A hard-hitting report from Ofsted and the Care Quality Commission following a four-day inspection has revealed significant areas of weakness in the Send service and a lack of joint working between the areas of health, care and education involved in providing support to children.
The inspectors said that staffing turbulence, structural reorganisation and increasing financial challenges were contributing factors to an unacceptable situation where parents and carers felt as though they had to battle to gain access to services their children needed. In particular, some families had to wait more than 30 weeks to be assessed.

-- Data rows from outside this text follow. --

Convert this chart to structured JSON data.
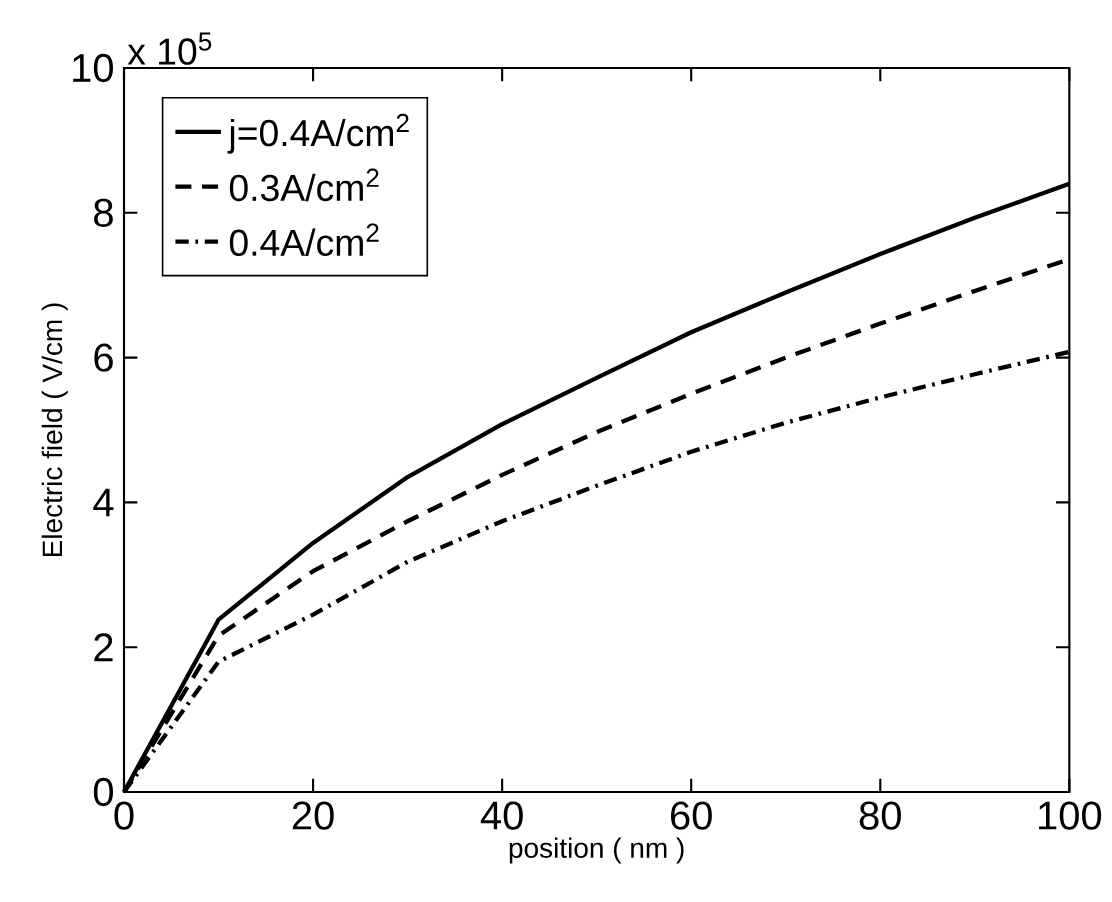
{
  "chart_data": {
    "type": "line",
    "xlabel": "position ( nm )",
    "ylabel": "Electric field ( V/cm )",
    "annotations": [
      "x 10$^{5}$"
    ],
    "x": [
      0,
      10,
      20,
      30,
      40,
      50,
      60,
      70,
      80,
      90,
      100
    ],
    "series": [
      {
        "name": "j=0.4A/cm$^{2}$",
        "color": "#000000",
        "line_style": "solid",
        "values": [
          0,
          2.38,
          3.44,
          4.35,
          5.08,
          5.72,
          6.35,
          6.9,
          7.43,
          7.93,
          8.4
        ]
      },
      {
        "name": "0.3A/cm$^{2}$",
        "color": "#000000",
        "line_style": "dashed",
        "values": [
          0,
          2.16,
          3.05,
          3.74,
          4.38,
          4.97,
          5.5,
          6.0,
          6.47,
          6.92,
          7.36
        ]
      },
      {
        "name": "0.4A/cm$^{2}$",
        "color": "#000000",
        "line_style": "dashdot",
        "values": [
          0,
          1.8,
          2.45,
          3.18,
          3.74,
          4.23,
          4.7,
          5.1,
          5.45,
          5.77,
          6.08
        ]
      }
    ],
    "xlim": [
      0,
      100
    ],
    "ylim": [
      0,
      10
    ],
    "xticks": [
      0,
      20,
      40,
      60,
      80,
      100
    ],
    "yticks": [
      0,
      2,
      4,
      6,
      8,
      10
    ],
    "grid": false,
    "legend": "top left",
    "marker": "none"
  }
}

Those responsible for running the Send service admitted this week that they had failed parents and carers, and said work was under way to rectify the situation. That will be of little consolation to those who have been let down by a system in which they have lost trust.
From the response of the service’s leaders, it is difficult to see exactly where the blame should lie, but the disjointed nature of the way in which it has been provided in the past must change.
A more holistic approach is promised along with more accountability and that should help restore confidence. The present system has failed not only parents and carers but the passionate and skilled front-line staff who, the report points out, are making a discernible difference to families on a daily basis. They all deserve better.